“As far as we know, it’s been 103 years for this fair,” said Grange Secretary Susan Lafleur on Saturday afternoon around 1:00 pm, just as the annual Rochester Grange Fair was getting under way.
The Grange Fair, which normally occurs the same weekend as the larger Rochester Country Fair, awards ribbons and cash prizes to entrants in categories such as best vegetables, baked goods, flower arrangements, needlework, photos, paintings and conservation collections made by local children that consist of natural things like bugs, seashells and leaves.
All of the entries were displayed around the large room inside the 107-year old Grange Hall, and by Saturday morning, the ribbons had been awarded and were ready to be handed out.
Though it doesn’t draw the number of people that the Country Fair does, the Grange Fair is still a hit with a small community of locals both young and old.
“We’re hanging in,” Susan said. “People come back every year. There’s a pretty steady core that likes to come for the fun of it.”
That fun also consists of a ham and bean supper that’s been held every year for the past decade, and after dinner, there’s an auction consisting of many things displayed in the room, and the ribbons and prizes are awarded.
“We don’t have big crowds, but the people that come enjoy bidding against their buddies,” said Susan.
Lafleur said that back in the 1950s, the Grange Fair was three days long and there were horse pulls and other events, but they weren’t able to keep some of those traditions alive.

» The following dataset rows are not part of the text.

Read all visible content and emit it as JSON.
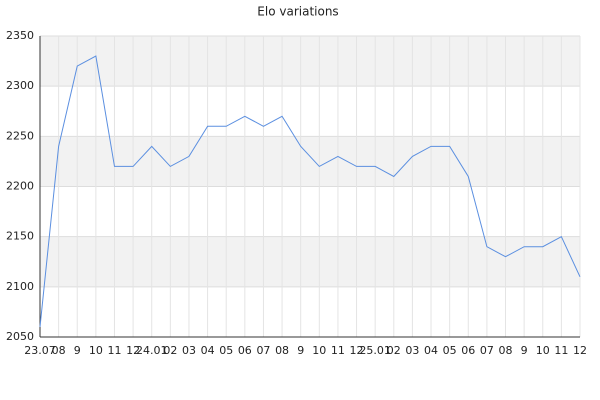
{
  "chart_data": {
    "type": "line",
    "title": "Elo variations",
    "categories": [
      "23.07",
      "08",
      "9",
      "10",
      "11",
      "12",
      "24.01",
      "02",
      "03",
      "04",
      "05",
      "06",
      "07",
      "08",
      "9",
      "10",
      "11",
      "12",
      "25.01",
      "02",
      "03",
      "04",
      "05",
      "06",
      "07",
      "08",
      "9",
      "10",
      "11",
      "12"
    ],
    "series": [
      {
        "name": "Elo",
        "color": "#5b8fe0",
        "values": [
          2060,
          2240,
          2320,
          2330,
          2220,
          2220,
          2240,
          2220,
          2230,
          2260,
          2260,
          2270,
          2260,
          2270,
          2240,
          2220,
          2230,
          2220,
          2220,
          2210,
          2230,
          2240,
          2240,
          2210,
          2140,
          2130,
          2140,
          2140,
          2150,
          2110
        ]
      }
    ],
    "ylim": [
      2050,
      2350
    ],
    "yticks": [
      2050,
      2100,
      2150,
      2200,
      2250,
      2300,
      2350
    ],
    "grid": true,
    "band_color": "#f2f2f2",
    "legend": false
  }
}
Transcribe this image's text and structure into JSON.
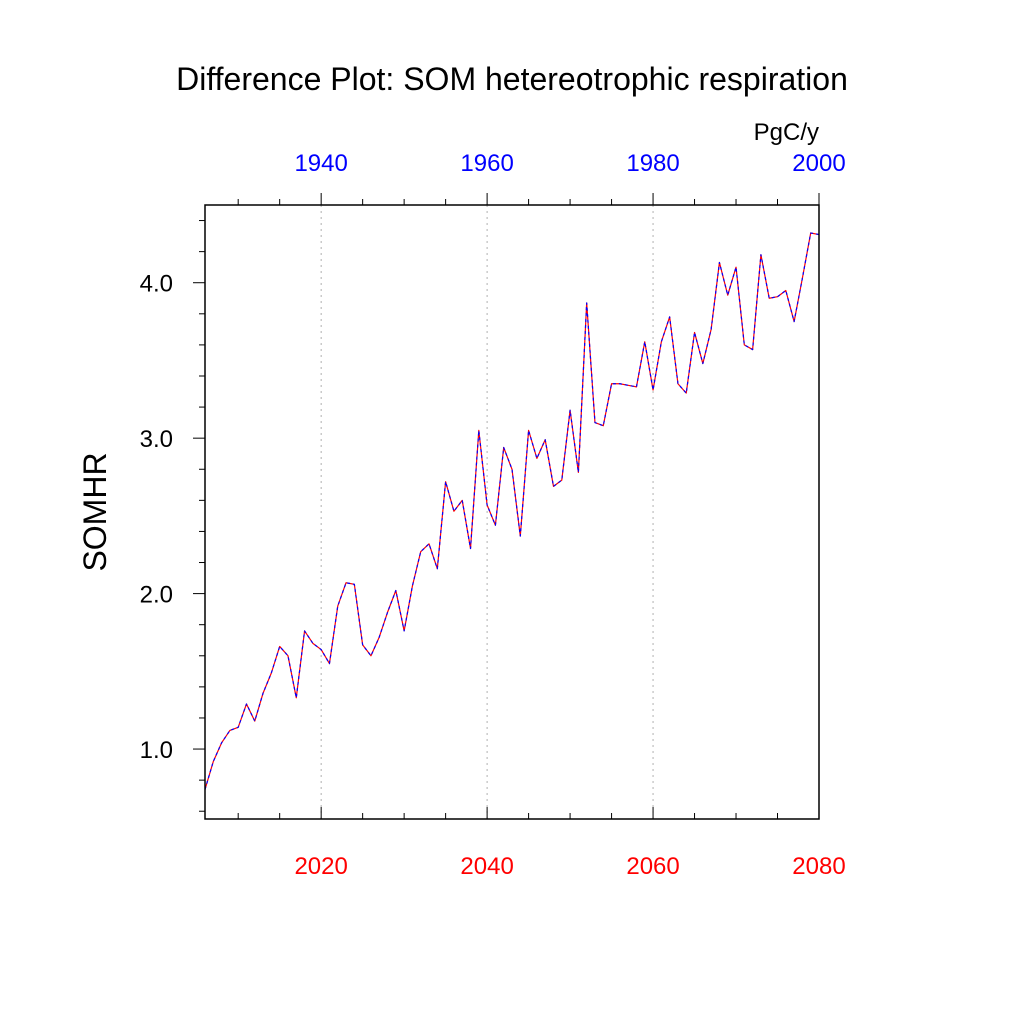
{
  "chart_data": {
    "type": "line",
    "title": "Difference Plot: SOM hetereotrophic respiration",
    "ylabel": "SOMHR",
    "units": "PgC/y",
    "xlim": [
      2006,
      2080
    ],
    "ylim": [
      0.55,
      4.5
    ],
    "bottom_axis": {
      "color": "#ff0000",
      "ticks": [
        2020,
        2040,
        2060,
        2080
      ],
      "tick_labels": [
        "2020",
        "2040",
        "2060",
        "2080"
      ]
    },
    "top_axis": {
      "color": "#0000ff",
      "offset_years": 80,
      "ticks": [
        1940,
        1960,
        1980,
        2000
      ],
      "tick_labels": [
        "1940",
        "1960",
        "1980",
        "2000"
      ]
    },
    "left_axis": {
      "ticks": [
        1.0,
        2.0,
        3.0,
        4.0
      ],
      "tick_labels": [
        "1.0",
        "2.0",
        "3.0",
        "4.0"
      ]
    },
    "grid": "vertical dotted at major bottom ticks",
    "series": [
      {
        "color": "#ff0000",
        "style": "solid",
        "x": [
          2006,
          2007,
          2008,
          2009,
          2010,
          2011,
          2012,
          2013,
          2014,
          2015,
          2016,
          2017,
          2018,
          2019,
          2020,
          2021,
          2022,
          2023,
          2024,
          2025,
          2026,
          2027,
          2028,
          2029,
          2030,
          2031,
          2032,
          2033,
          2034,
          2035,
          2036,
          2037,
          2038,
          2039,
          2040,
          2041,
          2042,
          2043,
          2044,
          2045,
          2046,
          2047,
          2048,
          2049,
          2050,
          2051,
          2052,
          2053,
          2054,
          2055,
          2056,
          2057,
          2058,
          2059,
          2060,
          2061,
          2062,
          2063,
          2064,
          2065,
          2066,
          2067,
          2068,
          2069,
          2070,
          2071,
          2072,
          2073,
          2074,
          2075,
          2076,
          2077,
          2078,
          2079,
          2080
        ],
        "values": [
          0.74,
          0.92,
          1.04,
          1.12,
          1.14,
          1.29,
          1.18,
          1.36,
          1.49,
          1.66,
          1.6,
          1.33,
          1.76,
          1.68,
          1.64,
          1.55,
          1.92,
          2.07,
          2.06,
          1.67,
          1.6,
          1.72,
          1.88,
          2.02,
          1.76,
          2.05,
          2.27,
          2.32,
          2.16,
          2.72,
          2.53,
          2.6,
          2.29,
          3.05,
          2.57,
          2.44,
          2.94,
          2.8,
          2.37,
          3.05,
          2.87,
          2.99,
          2.69,
          2.73,
          3.18,
          2.78,
          3.87,
          3.1,
          3.08,
          3.35,
          3.35,
          3.34,
          3.33,
          3.62,
          3.31,
          3.62,
          3.78,
          3.35,
          3.29,
          3.68,
          3.48,
          3.7,
          4.13,
          3.92,
          4.1,
          3.6,
          3.57,
          4.18,
          3.9,
          3.91,
          3.95,
          3.75,
          4.03,
          4.32,
          4.31
        ]
      },
      {
        "color": "#0000ff",
        "style": "dashed",
        "x": [
          2006,
          2007,
          2008,
          2009,
          2010,
          2011,
          2012,
          2013,
          2014,
          2015,
          2016,
          2017,
          2018,
          2019,
          2020,
          2021,
          2022,
          2023,
          2024,
          2025,
          2026,
          2027,
          2028,
          2029,
          2030,
          2031,
          2032,
          2033,
          2034,
          2035,
          2036,
          2037,
          2038,
          2039,
          2040,
          2041,
          2042,
          2043,
          2044,
          2045,
          2046,
          2047,
          2048,
          2049,
          2050,
          2051,
          2052,
          2053,
          2054,
          2055,
          2056,
          2057,
          2058,
          2059,
          2060,
          2061,
          2062,
          2063,
          2064,
          2065,
          2066,
          2067,
          2068,
          2069,
          2070,
          2071,
          2072,
          2073,
          2074,
          2075,
          2076,
          2077,
          2078,
          2079,
          2080
        ],
        "values": [
          0.74,
          0.92,
          1.04,
          1.12,
          1.14,
          1.29,
          1.18,
          1.36,
          1.49,
          1.66,
          1.6,
          1.33,
          1.76,
          1.68,
          1.64,
          1.55,
          1.92,
          2.07,
          2.06,
          1.67,
          1.6,
          1.72,
          1.88,
          2.02,
          1.76,
          2.05,
          2.27,
          2.32,
          2.16,
          2.72,
          2.53,
          2.6,
          2.29,
          3.05,
          2.57,
          2.44,
          2.94,
          2.8,
          2.37,
          3.05,
          2.87,
          2.99,
          2.69,
          2.73,
          3.18,
          2.78,
          3.87,
          3.1,
          3.08,
          3.35,
          3.35,
          3.34,
          3.33,
          3.62,
          3.31,
          3.62,
          3.78,
          3.35,
          3.29,
          3.68,
          3.48,
          3.7,
          4.13,
          3.92,
          4.1,
          3.6,
          3.57,
          4.18,
          3.9,
          3.91,
          3.95,
          3.75,
          4.03,
          4.32,
          4.31
        ]
      }
    ]
  }
}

“Now, it’s kind of hard to do that stuff,” she said.
Susan’s husband, Herbert Lafleur, is the Grange Fair Chairman, and as the fair started Saturday afternoon, he was still running around Rochester and the property, meticulously making sure everything was in place for the day’s events.
“There’s a lot of natural stuff here,” said Herb as he was on his way to the market to pick up some last minute items for the day. “I hope people like it.”
Susan said that a lot of the gardeners associated with the Grange and the fair said they hadn’t enjoyed the best summer because of the heat waves and dramatic changes in weather over the last few months, but they still were able to get some nice vegetables and flower arrangements entered.
“What they got came out good,” she said. “It wasn’t the best year garden-wise is what they’re saying, but we’ve got it covered.”
It seems that even though there are a lot of things working against a place like the Rochester Grange, the group still works hard to ensure that a tradition stays in place.
“There aren’t that many grange fairs around these days,” Susan said.